You can define whatever you want. E.g. define a 'Tree-and-Plants-group' as a group whose elements except $e$ are all of order $6$. Now you can start to prove theorems about Tree-and-Plants-groups. One of the first to do, will be whether such groups exist at all. What about other orders? Are there groups in case we replace $6$ by a prime? Shouldn't we call our groups 'n-Tree-and-Plants-groups' then, with the order 'n' instead of $6$? And wouldn't we achieve more acceptance if we'd call them 'uniform-order-groups (UOG)' instead? Or will such a definition turn out to be useless, since all such groups exist only for primes $n=p$ and are commutative, in which case they are simply the finite fields $\mathbb{F}_p$?

You see that naming an object has very much to do whether it makes sense or not. People named certain classes of rings Noetherian and Artinian because it turned out that they have important properties. One could call such rings as well a.c.c. and d.c.c. rings, but the names honoring the two great mathematicians made the race. There is no "one principle fits all" answer to your question.
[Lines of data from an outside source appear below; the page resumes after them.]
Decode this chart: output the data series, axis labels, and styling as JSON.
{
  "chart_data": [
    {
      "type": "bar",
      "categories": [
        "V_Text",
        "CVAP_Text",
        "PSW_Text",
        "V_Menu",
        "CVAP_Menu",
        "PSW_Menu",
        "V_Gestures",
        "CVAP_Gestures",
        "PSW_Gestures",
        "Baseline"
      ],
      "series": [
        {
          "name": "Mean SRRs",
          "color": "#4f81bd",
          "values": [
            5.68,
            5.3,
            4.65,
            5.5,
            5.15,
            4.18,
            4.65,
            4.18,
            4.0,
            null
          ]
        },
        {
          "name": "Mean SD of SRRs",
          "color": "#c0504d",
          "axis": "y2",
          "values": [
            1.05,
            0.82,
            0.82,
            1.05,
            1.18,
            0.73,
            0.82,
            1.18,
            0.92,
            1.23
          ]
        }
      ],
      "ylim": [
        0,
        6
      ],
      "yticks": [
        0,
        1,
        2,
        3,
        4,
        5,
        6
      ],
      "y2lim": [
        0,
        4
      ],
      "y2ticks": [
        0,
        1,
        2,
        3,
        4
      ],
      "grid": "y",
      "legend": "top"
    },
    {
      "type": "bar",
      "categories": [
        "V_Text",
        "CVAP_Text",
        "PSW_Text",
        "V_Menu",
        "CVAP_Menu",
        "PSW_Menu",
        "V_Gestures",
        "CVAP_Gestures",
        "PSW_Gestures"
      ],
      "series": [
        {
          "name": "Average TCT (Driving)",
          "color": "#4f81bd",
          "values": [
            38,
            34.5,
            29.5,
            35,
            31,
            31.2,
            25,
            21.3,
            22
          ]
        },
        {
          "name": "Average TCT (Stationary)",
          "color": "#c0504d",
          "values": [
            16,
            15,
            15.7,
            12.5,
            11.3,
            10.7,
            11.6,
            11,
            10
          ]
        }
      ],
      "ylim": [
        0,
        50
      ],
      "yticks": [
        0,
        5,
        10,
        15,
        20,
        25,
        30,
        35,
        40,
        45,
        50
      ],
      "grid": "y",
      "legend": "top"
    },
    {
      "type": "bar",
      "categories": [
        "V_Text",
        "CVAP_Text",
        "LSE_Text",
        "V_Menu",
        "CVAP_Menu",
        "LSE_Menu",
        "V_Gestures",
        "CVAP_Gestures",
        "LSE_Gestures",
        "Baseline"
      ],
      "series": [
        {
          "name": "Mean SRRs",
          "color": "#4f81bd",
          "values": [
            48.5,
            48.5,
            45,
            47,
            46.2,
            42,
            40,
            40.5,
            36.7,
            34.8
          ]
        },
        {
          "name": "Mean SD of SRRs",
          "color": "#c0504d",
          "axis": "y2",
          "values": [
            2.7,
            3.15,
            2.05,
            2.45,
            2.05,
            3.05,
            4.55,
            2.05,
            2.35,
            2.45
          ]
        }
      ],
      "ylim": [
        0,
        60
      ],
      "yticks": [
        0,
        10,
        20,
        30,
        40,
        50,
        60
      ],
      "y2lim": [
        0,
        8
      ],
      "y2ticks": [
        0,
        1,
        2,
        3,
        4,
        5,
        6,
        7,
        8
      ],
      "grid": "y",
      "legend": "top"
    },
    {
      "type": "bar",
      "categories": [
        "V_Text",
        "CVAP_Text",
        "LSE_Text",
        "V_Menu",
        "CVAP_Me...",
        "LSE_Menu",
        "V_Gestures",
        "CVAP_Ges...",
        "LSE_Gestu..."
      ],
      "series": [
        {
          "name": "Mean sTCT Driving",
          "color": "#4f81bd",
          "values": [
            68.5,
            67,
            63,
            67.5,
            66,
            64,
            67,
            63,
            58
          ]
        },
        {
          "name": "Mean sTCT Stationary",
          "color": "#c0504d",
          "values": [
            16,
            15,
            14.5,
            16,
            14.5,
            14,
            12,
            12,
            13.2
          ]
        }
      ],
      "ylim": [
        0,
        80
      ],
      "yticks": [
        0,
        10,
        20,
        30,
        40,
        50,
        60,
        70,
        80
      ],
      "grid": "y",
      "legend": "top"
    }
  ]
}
I think you should better learn your lectures instead of thinking about such unimportant formal questions. After learning some hundred names for theorems, lemmata, and definitions, you will see (or not) which follow a pattern, and which do not. In any case: it is not of interest, unless you are interested in a certain one and its history.

 

[FactChecker]

So, about that property to be considered important, what are the criteria? Are they personal or criteria made from other scientists or the scientific community?

Definitely not personal. I can only say that if you study abstract math long enough, you will develop an intuition about what is important.

Perhaps someone by combining the already known could define things all the time or not?

Abstraction must be motivated by something based on mathematical value. Experience is the only way to know what has value. (Maybe genius is another way, but I wouldn't know anything about that.)

 

[trees and plants]

I think you should better learn your lectures instead of thinking about such unimportant formal questions. After learning some hundred names for theorems, lemmata, and definitions, you will see (or not) which follow a pattern, and which do not. In any case: it is not of interest, unless you are interested in a certain one and its history.

It is good to try to pass my exams and then have a degree. I get stuck at problem solving during the exams. Perhaps i should better try solving problems or exercises? Which exercises should i prefer? Those associated with the lectures?Sorry for being a little off topic.

I do not know but definitions take my attention very much. I also read and try to learn theorems but this thing with definitions happens. What should i do to fix it?

Since i read about Riemannian manifolds and manifolds generally, i wanted to find other abstract spaces or generalise or try to make analogues of mathematical space.

 

[Mark44]

I think you should better learn your lectures instead of thinking about such unimportant formal questions.

Strongly agree.

It is good to try to pass my exams and then have a degree.

Yes, absolutely.

I get stuck at problem solving during the exams. Perhaps i should better try solving problems or exercises?

Yes again, If you take the advice given by fresh_42, maybe you will do better on your exams.

 

[FactChecker]

The lectures undoubtedly cover the most important facts. They may not include a lot of examples and worked exercises. I always liked the Schaums Outlines series because they include a lot of worked examples and exercises with worked answers.